Les polémiques suscitées dans les médias au sujet de l’Eglise constituent une véritable opportunité pour améliorer la communication de l’institution.
La récente visite de Benoît XVI en Grande-Bretagne en a été l’illustration, à travers l’expérience de Catholic Voices , un groupe de laïcs bénévoles qui se sont préparés pendant des mois pour aborder dans les médias toutes sortes de questions liées à l’Église catholique.

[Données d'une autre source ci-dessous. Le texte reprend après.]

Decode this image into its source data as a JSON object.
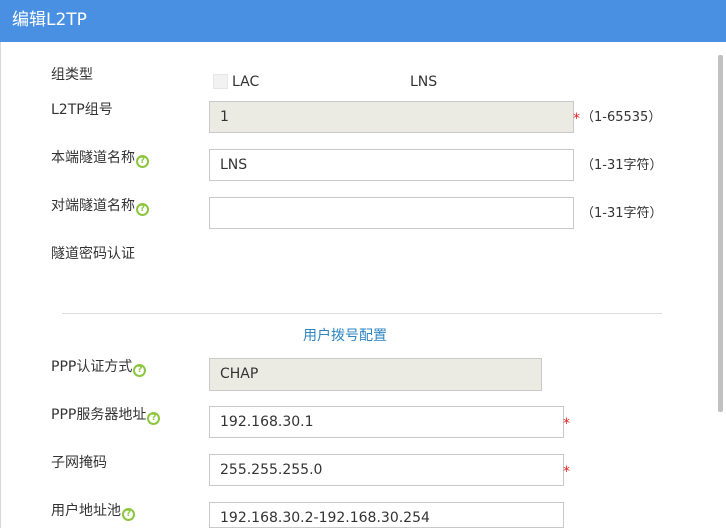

Le coordinateur de cette initiative est l’Espagnol Jack Valero, directeur de la communication de l’Opus Dei en Grande-Bretagne. Ce professionnel avait déjà acquis une certaine expérience grâce à Dan Brown et à son Da Vinci Code . Valero a également été le chef de presse pour la béatification du cardinal Newman.
Dans cet entretien avec ZENIT, Jack Valero affirme qu’il est nécessaire « d’avoir une vision positive des médias », car ceux-ci « ont le droit de poser des questions difficiles ». Son expérience illustre bien la manière dont on peut transmettre le message chrétien de nos jours.

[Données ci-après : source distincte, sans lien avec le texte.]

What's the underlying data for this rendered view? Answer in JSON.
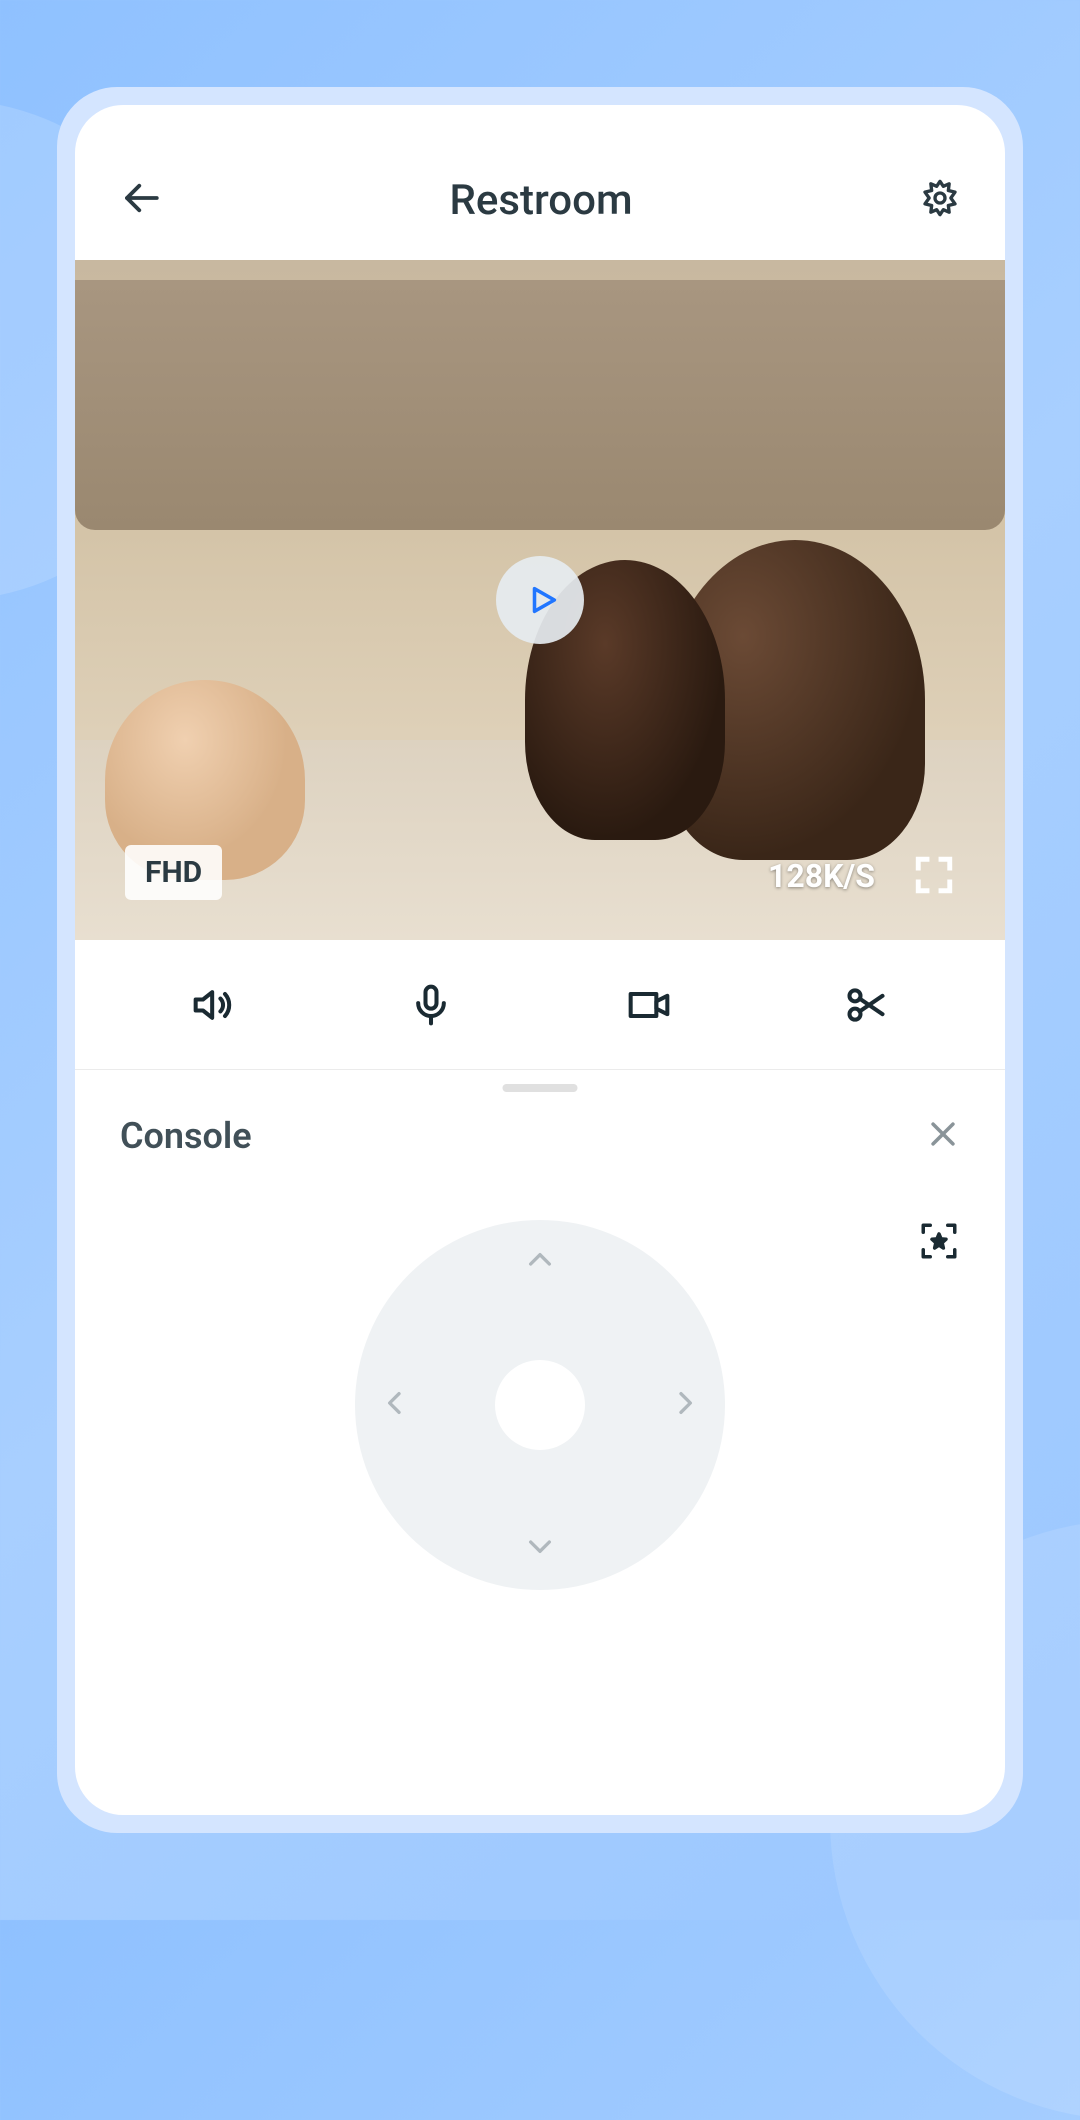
{
  "header": {
    "title": "Restroom"
  },
  "video": {
    "quality_badge": "FHD",
    "bitrate": "128K/S"
  },
  "console": {
    "title": "Console"
  },
  "icons": {
    "back": "arrow-left",
    "settings": "gear",
    "play": "play",
    "fullscreen": "fullscreen",
    "speaker": "speaker",
    "mic": "microphone",
    "record": "video-camera",
    "snip": "scissors",
    "close": "close",
    "calibrate": "focus-star"
  },
  "colors": {
    "accent": "#2176ff",
    "text_primary": "#2b3a42",
    "background": "#8fc1ff"
  }
}
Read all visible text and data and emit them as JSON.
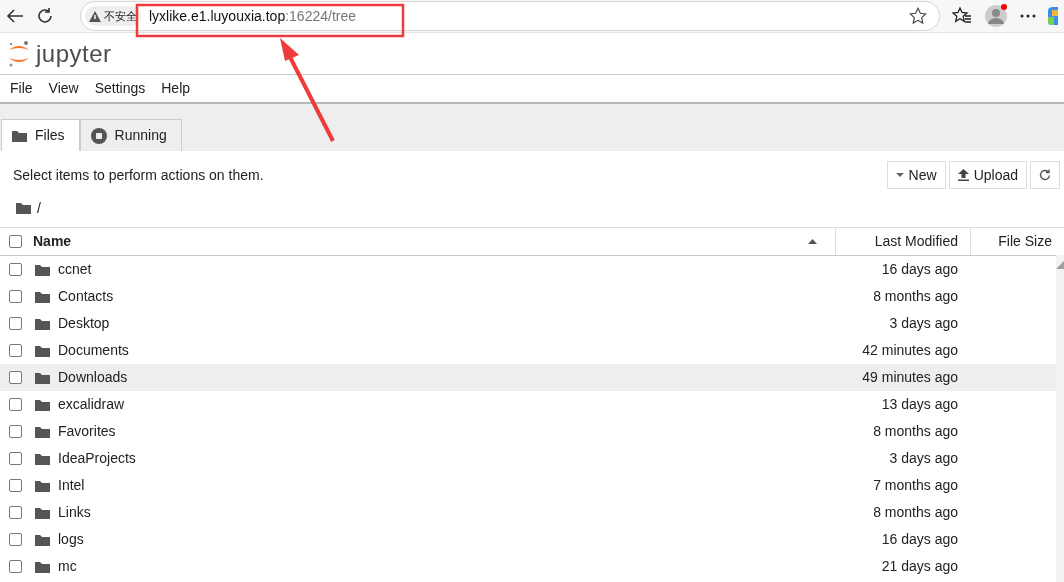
{
  "browser": {
    "security_label": "不安全",
    "url_host": "lyxlike.e1.luyouxia.top",
    "url_path": ":16224/tree"
  },
  "app": {
    "logo_text": "jupyter"
  },
  "menu": [
    "File",
    "View",
    "Settings",
    "Help"
  ],
  "tabs": [
    {
      "label": "Files",
      "selected": true,
      "kind": "folder"
    },
    {
      "label": "Running",
      "selected": false,
      "kind": "running"
    }
  ],
  "toolbar": {
    "hint": "Select items to perform actions on them.",
    "buttons": [
      {
        "kind": "dropdown",
        "label": "New"
      },
      {
        "kind": "upload",
        "label": "Upload"
      },
      {
        "kind": "refresh"
      }
    ]
  },
  "breadcrumb": "/",
  "table": {
    "select_all_checked": false,
    "columns": [
      {
        "label": "Name",
        "sorted": true
      },
      {
        "label": "Last Modified",
        "sorted": false
      },
      {
        "label": "File Size",
        "sorted": false
      }
    ],
    "rows": [
      {
        "name": "ccnet",
        "modified": "16 days ago",
        "checked": false,
        "highlighted": false
      },
      {
        "name": "Contacts",
        "modified": "8 months ago",
        "checked": false,
        "highlighted": false
      },
      {
        "name": "Desktop",
        "modified": "3 days ago",
        "checked": false,
        "highlighted": false
      },
      {
        "name": "Documents",
        "modified": "42 minutes ago",
        "checked": false,
        "highlighted": false
      },
      {
        "name": "Downloads",
        "modified": "49 minutes ago",
        "checked": false,
        "highlighted": true
      },
      {
        "name": "excalidraw",
        "modified": "13 days ago",
        "checked": false,
        "highlighted": false
      },
      {
        "name": "Favorites",
        "modified": "8 months ago",
        "checked": false,
        "highlighted": false
      },
      {
        "name": "IdeaProjects",
        "modified": "3 days ago",
        "checked": false,
        "highlighted": false
      },
      {
        "name": "Intel",
        "modified": "7 months ago",
        "checked": false,
        "highlighted": false
      },
      {
        "name": "Links",
        "modified": "8 months ago",
        "checked": false,
        "highlighted": false
      },
      {
        "name": "logs",
        "modified": "16 days ago",
        "checked": false,
        "highlighted": false
      },
      {
        "name": "mc",
        "modified": "21 days ago",
        "checked": false,
        "highlighted": false
      }
    ]
  }
}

Comment est née l’idée de Catholic Voices , c’est-à-dire de préparer des laïcs à prendre la parole dans les médias ?
—En novembre 2009 a eu lieu un débat célèbre à Londres sur l’Église catholique. Ce fut une débâcle complète. Cela a conduit les catholiques à réfléchir sur leur capacité de communiquer, surtout dans la perspective de la visite du pape l’année suivante.
J’en ai parlé à un ami, Austen Ivereigh, avec qui nous avions formé en 2006 le Da Vinci Code Response Group , un groupe de catholiques se dédiant à parler de Jésus-Christ, de l’Église, de l’Opus Dei, etc. dans les médias.

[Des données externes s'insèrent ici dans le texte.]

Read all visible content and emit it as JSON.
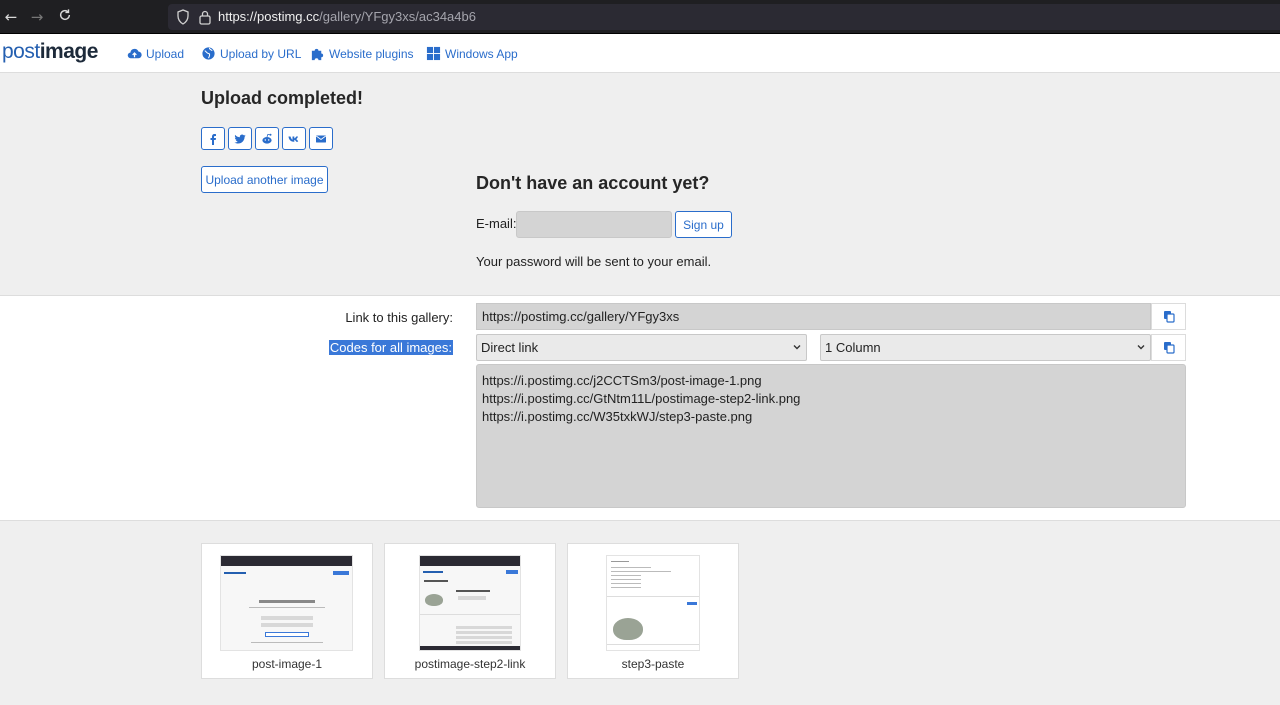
{
  "browser": {
    "url_host": "https://postimg.cc",
    "url_path": "/gallery/YFgy3xs/ac34a4b6"
  },
  "topnav": {
    "logo_post": "post",
    "logo_image": "image",
    "links": [
      {
        "label": "Upload",
        "icon": "cloud-upload-icon"
      },
      {
        "label": "Upload by URL",
        "icon": "globe-icon"
      },
      {
        "label": "Website plugins",
        "icon": "puzzle-icon"
      },
      {
        "label": "Windows App",
        "icon": "windows-icon"
      }
    ]
  },
  "upload": {
    "title": "Upload completed!",
    "share_buttons": [
      "facebook-icon",
      "twitter-icon",
      "reddit-icon",
      "vk-icon",
      "envelope-icon"
    ],
    "upload_another_label": "Upload another image"
  },
  "account": {
    "title": "Don't have an account yet?",
    "email_label": "E-mail:",
    "email_value": "",
    "signup_label": "Sign up",
    "password_note": "Your password will be sent to your email."
  },
  "links": {
    "gallery_label": "Link to this gallery:",
    "gallery_url": "https://postimg.cc/gallery/YFgy3xs",
    "codes_label": "Codes for all images:",
    "format_selected": "Direct link",
    "columns_selected": "1 Column",
    "codes": [
      "https://i.postimg.cc/j2CCTSm3/post-image-1.png",
      "https://i.postimg.cc/GtNtm11L/postimage-step2-link.png",
      "https://i.postimg.cc/W35txkWJ/step3-paste.png"
    ]
  },
  "thumbnails": [
    {
      "label": "post-image-1"
    },
    {
      "label": "postimage-step2-link"
    },
    {
      "label": "step3-paste"
    }
  ],
  "colors": {
    "accent": "#2a6dcb",
    "selection": "#3a78d8",
    "field_grey": "#d4d4d4"
  }
}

Notre première idée a été de reformer l’équipe mise sur pied à l’époque, mais nous avons pensé ensuite qu’il serait mieux de constituer une équipe entièrement nouvelle, d’une vingtaine de volontaires, qui pourraient accomplir ce travail au cours des mois précédant la visite du pape au Royaume-Uni et pendant celle-ci.
Lorsque nous avons fait connaître nos intentions, quelque nonante personnes ont déposé leur candidature en l’espace de dix jours et nous avons dû mettre un terme à la procédure de recrutement. En fin de compte, nous avons interviewé 45 personnes et en avons sélectionné 24, dont 21 continuent aujourd’hui à faire partie de l’équipe.
Au cours de ces mois de préparation de la visite, qui ont été marqués par tant de polémiques dans les médias anglais, quelle a été pour vous la principale difficulté du point de vue de la communication ?
— Je pense que les polémiques ont contribué à faire beaucoup parler de l’Église catholique et du voyage du pape et nous ont donc permis d’avoir accès aux médias pour exposer notre point de vue. Le scandale des abus de mineurs dans différents pays européens, qui a éclaté en avril dernier, était bien sûr une chose négative, mais cela a obligé les catholiques à bien s’informer sur les événements.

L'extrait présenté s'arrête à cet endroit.